The almost daily reports kept a running record of the murder of nearly 138,000 Jews. The unit killed mainly Jews, but also 1,000 communists, hundreds of disabled people, and scores of those deemed criminals. On 17 occasions, daily executions exceeded 2,000 people.

The title of the compiled daily killings was, “Complete tabulation of executions carried out in the Einsatzkommando 3 zone up to December 1, 1941.” This “Jager Report” came to light in 1959 and stands among the massive body of evidence revealing the murderous barbarism committed by German fascism. It is considered the most detailed and precise surviving chronicle of the activities of an Einsatzkommando unit, and a crucial record documenting the Holocaust in the Baltic region.


100 years ago: British government takes over coal mines

On November 29, 1916, the British government of Liberal Prime Minister David Lloyd George announced that from December 1 it would assume direct control of all coal mines in South Wales, a hotbed of working class militancy. The move came amid growing opposition in the working class to the imperialist slaughter of World War I.

The government appointed a committee representing the Board of Trade, the Home Office and the Admiralty for the administration of the mines. It was scheduled to meet immediately to consider the question of wages.

There had been a long-running dispute over the demands of South Wales coal miners for a second 15 percent increase of the war bonus. The Board of Trade had attempted by intervention to procure a settlement, but the mining companies objected to any examination of their books with a view to whether they could “justifiably” meet the miners’ demands.

The takeover of the mines was an unprecedented action aimed at preventing an explosion among miners that would interfere with coal supplies and disrupt Britain's imperialist war effort.

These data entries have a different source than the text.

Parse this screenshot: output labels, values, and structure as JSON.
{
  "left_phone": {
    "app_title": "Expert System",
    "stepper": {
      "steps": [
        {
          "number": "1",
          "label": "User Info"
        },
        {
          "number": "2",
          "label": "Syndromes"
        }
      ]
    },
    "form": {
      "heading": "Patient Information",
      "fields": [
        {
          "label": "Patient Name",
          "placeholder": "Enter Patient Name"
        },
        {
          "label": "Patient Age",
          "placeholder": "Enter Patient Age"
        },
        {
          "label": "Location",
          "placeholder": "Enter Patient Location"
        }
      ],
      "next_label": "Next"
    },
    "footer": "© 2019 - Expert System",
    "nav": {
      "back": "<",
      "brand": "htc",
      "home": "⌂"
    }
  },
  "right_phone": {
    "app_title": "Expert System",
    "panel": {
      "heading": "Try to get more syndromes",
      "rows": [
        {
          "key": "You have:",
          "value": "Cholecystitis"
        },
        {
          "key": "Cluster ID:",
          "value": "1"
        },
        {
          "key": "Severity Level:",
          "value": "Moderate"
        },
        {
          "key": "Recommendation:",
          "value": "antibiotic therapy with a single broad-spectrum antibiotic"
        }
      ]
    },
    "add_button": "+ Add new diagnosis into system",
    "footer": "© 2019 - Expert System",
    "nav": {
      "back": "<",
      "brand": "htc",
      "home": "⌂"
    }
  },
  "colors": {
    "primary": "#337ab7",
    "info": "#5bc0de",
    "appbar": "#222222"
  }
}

There had been disputes between the mine owners and coal miners over wages since the beginning of the war in August 1914, as prices and profits soared.

In 1915, Lloyd George, then minister of munitions, had intervened and conceded the miners a 15 percent pay increase despite the opposition of the mining companies. The move intensified divisions within the government. Five days after the increase, Asquith had resigned with the apparent intention of forming a reconstructed government with himself as prime minister. Lloyd George, with little support in the Liberal Party, parried the move, managing to form a coalition government with Tory leader Andrew Bonar Law.